You may want to try the hat with some heat first. I've done some that did not like the press. Plan on sacrificing one then make a decision.


----------



## propsuper

We embroider on beanies on a daily basis. We just place a piece of heavy cut away backing under(inside of beanie) and stitch the logo. I think if you do the same , you will be ok.


----------



## bornover

Tim, my wife does exactly what you are talking about. She sets the patch and then sews the edges for permanence on knit beanies (for women) and has not had complaints. She also just sews on non heat set patches.

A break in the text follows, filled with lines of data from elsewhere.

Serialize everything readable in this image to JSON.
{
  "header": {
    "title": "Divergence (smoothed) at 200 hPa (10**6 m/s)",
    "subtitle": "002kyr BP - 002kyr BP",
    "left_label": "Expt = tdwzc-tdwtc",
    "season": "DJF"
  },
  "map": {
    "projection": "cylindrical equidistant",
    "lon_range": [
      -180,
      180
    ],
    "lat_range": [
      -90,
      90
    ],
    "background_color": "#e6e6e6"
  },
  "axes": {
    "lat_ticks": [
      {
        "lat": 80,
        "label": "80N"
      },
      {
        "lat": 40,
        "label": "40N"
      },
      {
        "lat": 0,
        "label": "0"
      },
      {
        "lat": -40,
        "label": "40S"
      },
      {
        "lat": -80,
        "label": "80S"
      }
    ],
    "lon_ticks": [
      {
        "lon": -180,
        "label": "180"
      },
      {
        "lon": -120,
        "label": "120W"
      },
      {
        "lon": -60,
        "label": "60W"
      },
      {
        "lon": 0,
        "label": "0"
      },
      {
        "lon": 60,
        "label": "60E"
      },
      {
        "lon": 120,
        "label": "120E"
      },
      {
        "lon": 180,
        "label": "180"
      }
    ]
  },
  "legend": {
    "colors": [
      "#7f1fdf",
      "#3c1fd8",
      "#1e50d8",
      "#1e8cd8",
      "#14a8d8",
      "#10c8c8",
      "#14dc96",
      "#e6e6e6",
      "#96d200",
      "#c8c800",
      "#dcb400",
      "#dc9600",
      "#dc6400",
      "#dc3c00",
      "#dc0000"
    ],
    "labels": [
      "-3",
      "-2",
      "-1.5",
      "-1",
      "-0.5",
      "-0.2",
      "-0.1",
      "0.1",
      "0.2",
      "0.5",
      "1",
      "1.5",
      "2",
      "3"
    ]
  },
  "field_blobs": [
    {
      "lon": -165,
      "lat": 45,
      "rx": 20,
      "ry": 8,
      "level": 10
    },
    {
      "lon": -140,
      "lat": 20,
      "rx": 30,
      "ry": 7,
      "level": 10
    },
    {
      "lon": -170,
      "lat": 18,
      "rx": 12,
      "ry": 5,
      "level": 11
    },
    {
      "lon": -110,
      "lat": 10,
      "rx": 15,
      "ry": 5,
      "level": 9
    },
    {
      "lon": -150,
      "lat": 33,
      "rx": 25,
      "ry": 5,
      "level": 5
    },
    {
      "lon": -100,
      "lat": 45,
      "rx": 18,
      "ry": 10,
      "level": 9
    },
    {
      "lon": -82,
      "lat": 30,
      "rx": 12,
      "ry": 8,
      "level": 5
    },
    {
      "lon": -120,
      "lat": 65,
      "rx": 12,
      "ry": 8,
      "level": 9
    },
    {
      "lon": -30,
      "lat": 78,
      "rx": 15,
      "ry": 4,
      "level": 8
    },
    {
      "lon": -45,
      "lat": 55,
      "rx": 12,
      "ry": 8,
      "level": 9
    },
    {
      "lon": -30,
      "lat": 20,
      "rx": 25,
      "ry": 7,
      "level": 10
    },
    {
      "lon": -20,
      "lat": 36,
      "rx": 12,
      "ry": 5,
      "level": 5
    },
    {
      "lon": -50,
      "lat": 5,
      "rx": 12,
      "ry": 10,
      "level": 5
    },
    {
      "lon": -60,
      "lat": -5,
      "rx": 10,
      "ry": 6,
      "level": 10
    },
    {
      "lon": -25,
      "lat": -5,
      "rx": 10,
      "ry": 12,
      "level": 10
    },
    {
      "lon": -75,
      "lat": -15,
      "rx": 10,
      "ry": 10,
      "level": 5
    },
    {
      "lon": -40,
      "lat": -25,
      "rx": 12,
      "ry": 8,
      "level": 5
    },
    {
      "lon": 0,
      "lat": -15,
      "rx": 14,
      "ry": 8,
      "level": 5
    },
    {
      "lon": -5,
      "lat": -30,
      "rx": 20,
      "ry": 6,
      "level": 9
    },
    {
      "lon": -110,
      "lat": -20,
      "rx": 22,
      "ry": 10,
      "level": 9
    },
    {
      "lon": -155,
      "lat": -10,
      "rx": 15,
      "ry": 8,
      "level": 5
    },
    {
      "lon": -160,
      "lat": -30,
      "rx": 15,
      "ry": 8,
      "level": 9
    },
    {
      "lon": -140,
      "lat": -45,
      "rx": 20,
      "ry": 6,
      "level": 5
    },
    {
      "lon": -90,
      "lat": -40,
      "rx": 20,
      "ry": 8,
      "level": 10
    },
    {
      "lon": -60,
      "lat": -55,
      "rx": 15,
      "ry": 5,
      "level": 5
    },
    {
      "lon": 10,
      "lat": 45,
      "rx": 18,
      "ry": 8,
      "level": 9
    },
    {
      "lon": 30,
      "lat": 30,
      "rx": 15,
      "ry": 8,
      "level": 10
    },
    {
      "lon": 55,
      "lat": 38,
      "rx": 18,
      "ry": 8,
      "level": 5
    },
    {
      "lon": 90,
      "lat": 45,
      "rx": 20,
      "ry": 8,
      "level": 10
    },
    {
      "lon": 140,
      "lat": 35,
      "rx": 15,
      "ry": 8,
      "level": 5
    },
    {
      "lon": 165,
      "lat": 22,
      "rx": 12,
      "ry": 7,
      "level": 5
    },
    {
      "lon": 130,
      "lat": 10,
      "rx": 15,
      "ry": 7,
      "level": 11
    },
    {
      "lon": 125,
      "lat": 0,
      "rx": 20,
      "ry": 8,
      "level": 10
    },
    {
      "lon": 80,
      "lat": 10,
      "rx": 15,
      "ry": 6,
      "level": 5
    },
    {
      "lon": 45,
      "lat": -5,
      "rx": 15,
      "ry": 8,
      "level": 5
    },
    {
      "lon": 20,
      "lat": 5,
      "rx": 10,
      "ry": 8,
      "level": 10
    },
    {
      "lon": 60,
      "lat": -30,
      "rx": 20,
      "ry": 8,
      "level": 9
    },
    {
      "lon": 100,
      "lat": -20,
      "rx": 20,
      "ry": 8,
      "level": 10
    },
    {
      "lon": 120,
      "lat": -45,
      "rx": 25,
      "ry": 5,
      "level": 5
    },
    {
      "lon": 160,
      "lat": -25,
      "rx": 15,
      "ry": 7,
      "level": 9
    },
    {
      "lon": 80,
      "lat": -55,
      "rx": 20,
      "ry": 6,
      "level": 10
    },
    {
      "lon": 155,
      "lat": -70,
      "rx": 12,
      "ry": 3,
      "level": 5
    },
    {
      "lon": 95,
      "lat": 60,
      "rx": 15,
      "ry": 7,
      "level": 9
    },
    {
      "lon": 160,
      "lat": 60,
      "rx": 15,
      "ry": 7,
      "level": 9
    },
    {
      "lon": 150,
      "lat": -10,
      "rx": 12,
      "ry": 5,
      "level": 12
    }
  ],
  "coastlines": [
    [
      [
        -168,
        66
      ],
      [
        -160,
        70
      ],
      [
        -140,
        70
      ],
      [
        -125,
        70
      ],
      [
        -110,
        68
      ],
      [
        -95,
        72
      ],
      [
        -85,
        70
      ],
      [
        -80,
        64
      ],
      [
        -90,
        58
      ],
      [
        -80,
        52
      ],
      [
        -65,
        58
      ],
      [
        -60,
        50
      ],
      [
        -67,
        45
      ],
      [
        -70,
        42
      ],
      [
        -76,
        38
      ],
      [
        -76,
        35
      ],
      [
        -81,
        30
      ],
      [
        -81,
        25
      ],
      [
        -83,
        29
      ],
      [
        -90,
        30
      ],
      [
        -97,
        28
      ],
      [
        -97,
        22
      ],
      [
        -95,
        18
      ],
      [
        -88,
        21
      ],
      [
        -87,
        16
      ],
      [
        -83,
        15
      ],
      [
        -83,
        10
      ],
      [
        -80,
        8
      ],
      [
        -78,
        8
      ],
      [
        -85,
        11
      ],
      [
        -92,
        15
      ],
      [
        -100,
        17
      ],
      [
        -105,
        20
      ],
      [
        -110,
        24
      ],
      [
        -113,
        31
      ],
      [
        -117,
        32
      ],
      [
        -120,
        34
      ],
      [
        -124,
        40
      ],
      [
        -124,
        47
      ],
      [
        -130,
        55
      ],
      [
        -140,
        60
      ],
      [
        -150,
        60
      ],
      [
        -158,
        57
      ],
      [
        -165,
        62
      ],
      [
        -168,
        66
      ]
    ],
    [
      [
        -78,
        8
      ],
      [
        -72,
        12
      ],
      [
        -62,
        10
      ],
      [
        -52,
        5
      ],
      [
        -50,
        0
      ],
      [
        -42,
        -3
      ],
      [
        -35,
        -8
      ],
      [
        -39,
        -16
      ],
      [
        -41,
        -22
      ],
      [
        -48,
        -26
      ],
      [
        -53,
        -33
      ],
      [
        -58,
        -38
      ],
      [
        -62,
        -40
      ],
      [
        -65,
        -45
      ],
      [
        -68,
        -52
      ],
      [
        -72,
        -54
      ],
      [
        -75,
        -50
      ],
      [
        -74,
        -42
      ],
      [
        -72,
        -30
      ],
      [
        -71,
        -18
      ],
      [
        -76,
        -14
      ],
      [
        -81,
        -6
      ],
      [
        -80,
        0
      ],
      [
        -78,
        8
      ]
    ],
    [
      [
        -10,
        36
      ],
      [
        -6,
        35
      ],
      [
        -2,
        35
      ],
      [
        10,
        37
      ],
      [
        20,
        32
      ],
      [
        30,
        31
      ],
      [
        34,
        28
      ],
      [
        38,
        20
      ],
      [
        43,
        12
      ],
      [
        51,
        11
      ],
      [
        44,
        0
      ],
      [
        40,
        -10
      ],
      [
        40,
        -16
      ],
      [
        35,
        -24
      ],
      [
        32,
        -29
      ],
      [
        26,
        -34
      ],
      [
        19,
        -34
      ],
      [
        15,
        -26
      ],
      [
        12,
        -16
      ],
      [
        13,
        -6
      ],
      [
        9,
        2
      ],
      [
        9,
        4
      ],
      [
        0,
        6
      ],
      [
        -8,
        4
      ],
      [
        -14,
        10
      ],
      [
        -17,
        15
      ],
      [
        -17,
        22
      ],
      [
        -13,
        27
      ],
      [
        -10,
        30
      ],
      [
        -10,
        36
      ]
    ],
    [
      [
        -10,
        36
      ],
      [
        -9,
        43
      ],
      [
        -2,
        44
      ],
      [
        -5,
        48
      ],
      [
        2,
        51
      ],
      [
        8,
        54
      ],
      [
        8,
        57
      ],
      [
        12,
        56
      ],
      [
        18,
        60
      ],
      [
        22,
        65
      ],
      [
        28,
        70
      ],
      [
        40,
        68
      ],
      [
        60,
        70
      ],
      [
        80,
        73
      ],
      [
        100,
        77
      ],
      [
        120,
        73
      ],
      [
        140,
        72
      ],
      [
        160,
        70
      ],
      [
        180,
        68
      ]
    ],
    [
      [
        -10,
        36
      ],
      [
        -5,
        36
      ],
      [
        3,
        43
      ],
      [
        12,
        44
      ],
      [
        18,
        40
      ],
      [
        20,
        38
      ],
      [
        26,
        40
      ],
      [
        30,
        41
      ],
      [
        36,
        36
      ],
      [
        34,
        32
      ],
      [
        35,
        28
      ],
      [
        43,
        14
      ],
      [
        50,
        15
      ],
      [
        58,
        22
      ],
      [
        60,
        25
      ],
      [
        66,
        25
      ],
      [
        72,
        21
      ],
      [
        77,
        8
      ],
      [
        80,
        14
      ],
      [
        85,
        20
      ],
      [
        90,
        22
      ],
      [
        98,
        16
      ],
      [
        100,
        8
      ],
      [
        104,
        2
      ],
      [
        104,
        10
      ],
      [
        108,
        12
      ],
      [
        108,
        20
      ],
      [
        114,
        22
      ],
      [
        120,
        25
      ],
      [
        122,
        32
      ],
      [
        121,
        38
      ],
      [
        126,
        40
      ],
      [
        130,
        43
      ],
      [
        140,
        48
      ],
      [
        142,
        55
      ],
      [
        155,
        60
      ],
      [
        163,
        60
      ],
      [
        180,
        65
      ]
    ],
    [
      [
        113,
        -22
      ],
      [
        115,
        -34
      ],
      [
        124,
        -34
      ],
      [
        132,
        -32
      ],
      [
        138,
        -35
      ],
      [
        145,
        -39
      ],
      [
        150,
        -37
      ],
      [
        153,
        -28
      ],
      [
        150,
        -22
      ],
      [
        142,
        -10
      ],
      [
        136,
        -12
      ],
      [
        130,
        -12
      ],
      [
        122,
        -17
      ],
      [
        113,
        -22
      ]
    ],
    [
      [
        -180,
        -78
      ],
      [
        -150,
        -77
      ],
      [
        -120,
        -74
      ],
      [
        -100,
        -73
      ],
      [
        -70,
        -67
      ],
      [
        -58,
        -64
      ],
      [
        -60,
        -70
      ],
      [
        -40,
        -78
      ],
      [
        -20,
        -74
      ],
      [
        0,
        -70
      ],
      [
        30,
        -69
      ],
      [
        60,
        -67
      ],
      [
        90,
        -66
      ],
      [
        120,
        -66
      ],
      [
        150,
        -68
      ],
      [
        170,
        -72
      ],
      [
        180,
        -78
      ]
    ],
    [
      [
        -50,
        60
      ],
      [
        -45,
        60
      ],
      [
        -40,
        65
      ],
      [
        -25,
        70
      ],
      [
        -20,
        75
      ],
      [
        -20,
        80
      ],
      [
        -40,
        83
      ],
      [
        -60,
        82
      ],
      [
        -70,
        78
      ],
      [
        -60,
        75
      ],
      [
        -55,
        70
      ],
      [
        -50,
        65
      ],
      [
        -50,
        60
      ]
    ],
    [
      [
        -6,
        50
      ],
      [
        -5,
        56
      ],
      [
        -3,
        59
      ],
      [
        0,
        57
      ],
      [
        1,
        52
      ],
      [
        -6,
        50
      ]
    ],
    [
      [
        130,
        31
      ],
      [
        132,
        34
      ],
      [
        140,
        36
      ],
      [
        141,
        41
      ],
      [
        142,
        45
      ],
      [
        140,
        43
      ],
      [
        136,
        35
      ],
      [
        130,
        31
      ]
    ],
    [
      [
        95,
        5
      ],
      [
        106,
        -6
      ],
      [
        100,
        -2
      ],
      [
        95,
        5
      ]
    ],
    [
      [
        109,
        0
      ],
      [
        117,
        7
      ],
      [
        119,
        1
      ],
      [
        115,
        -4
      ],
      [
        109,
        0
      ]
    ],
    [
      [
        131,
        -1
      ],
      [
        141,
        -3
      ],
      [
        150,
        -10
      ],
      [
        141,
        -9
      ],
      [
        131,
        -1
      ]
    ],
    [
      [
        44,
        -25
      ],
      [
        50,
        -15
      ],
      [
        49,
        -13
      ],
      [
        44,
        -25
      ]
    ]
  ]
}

Maybe the girl's heads are no so big and they don't stretch the beanies that much so they don't have a problem?


----------



## miktoxic

thanks mark. i kinda figured that i shouldn't apply the patch with so much heat to kill the hat, but as frank suggested i did order extra just to experiment. is there a temp and time your wife uses that could set me on the right track? oh and btw this customer is one of my best friends and has a gigantor head...........hope the patch doesn't just pop off. even with sewing.  -peace!


----------



## bornover

My wife uses the same settings she uses for heat transfers; press temp 390 for 10-12 seconds. I don't know if it is really "right", but because she then sews the edges we don't get complaints (yet). What sucks is that we don't really know the right setting if you use a commercial heat press. The patches she buys are actually marketed as "Iron On" and only have instructions for using a household iron. Those instructions are: cotton setting, no steam for 15-20 seconds. The supplier gets them done overseas and doesn't know what settings are right for a commercial heat press.


----------



## bornover

miktoxic said:


> oh and btw this customer is one of my best friends and has a gigantor head...........hope the patch doesn't just pop off. even with sewing.  -peace!


Hey Tim, you want my wife to loom up a gigantor beanie for your friend so the patch doesn't pop off!


----------



## miktoxic

thanks for the info. it's great that this forum exists and people can learn from others. i ordered from a co. online and am kinda anxious since first order. wish i had known before ordering that they farmed it overseas as well. it takes them 3 weeks to fullfill the order and since i was going to hand the hats and coats out as a vendor's gift basket at their xmas party jan 23rd it's cutting it close. does your vendor of patches take that long as well? thanks again!


----------



## miktoxic

bornover said:


> Hey Tim, you want my wife to loom up a gigantor beanie for your friend so the patch doesn't pop off!


don't think they make that much yarn in the world. YIKES!!!


----------



## bornover

miktoxic said:


> it takes them 3 weeks to fullfill the order ...snip... does your vendor of patches take that long as well? thanks again!


Kathy uses stock patches on her beanies, hats and garments right now, so no lead times as long as they have stock. 

We will be talking to some companies at ISS about having our own designs made into patches, and we will be talking with people about possibly buying some embroidering equipment. I Don't know if I am ready to pull the trigger on embroidery equipment at the same time I am wanting to buy more printing equipment.


----------



## miktoxic

bornover said:


> I Don't know if I am ready to pull the trigger on embroidery equipment at the same time I am wanting to buy more printing equipment.


i was just perusing some embroidery equipment online. that's alot of scratch but i think it'd be awesome to have. i live in a one bdrm apartment outside of nyc so room for equipment is scarce. as it is my equipmet takes up half the bdrm. was thinking about moving back to ohio just to get a house with a garage or basement to run this biz. renting commercial space here is out of the question. thanks mark and good luck! 

(p.s i've learned that it's alot easier in life when your woman gets what she wants. so get used to the noise of that embroidery machine!)


----------



## bornover

We are still home based and we out grew the garage. Now our downstairs family room is taken over and our formal dining room is taken over, and we have all our inventory for production stuffed everywhere. Even the master bedroom is full of boxes of inventory to make our stuff. Man, really the whole house is taken over for this business, no wonder we don't invite people over any more!

I guess I will have to make room in the family room for the embroidery machine if I want to stay married.


----------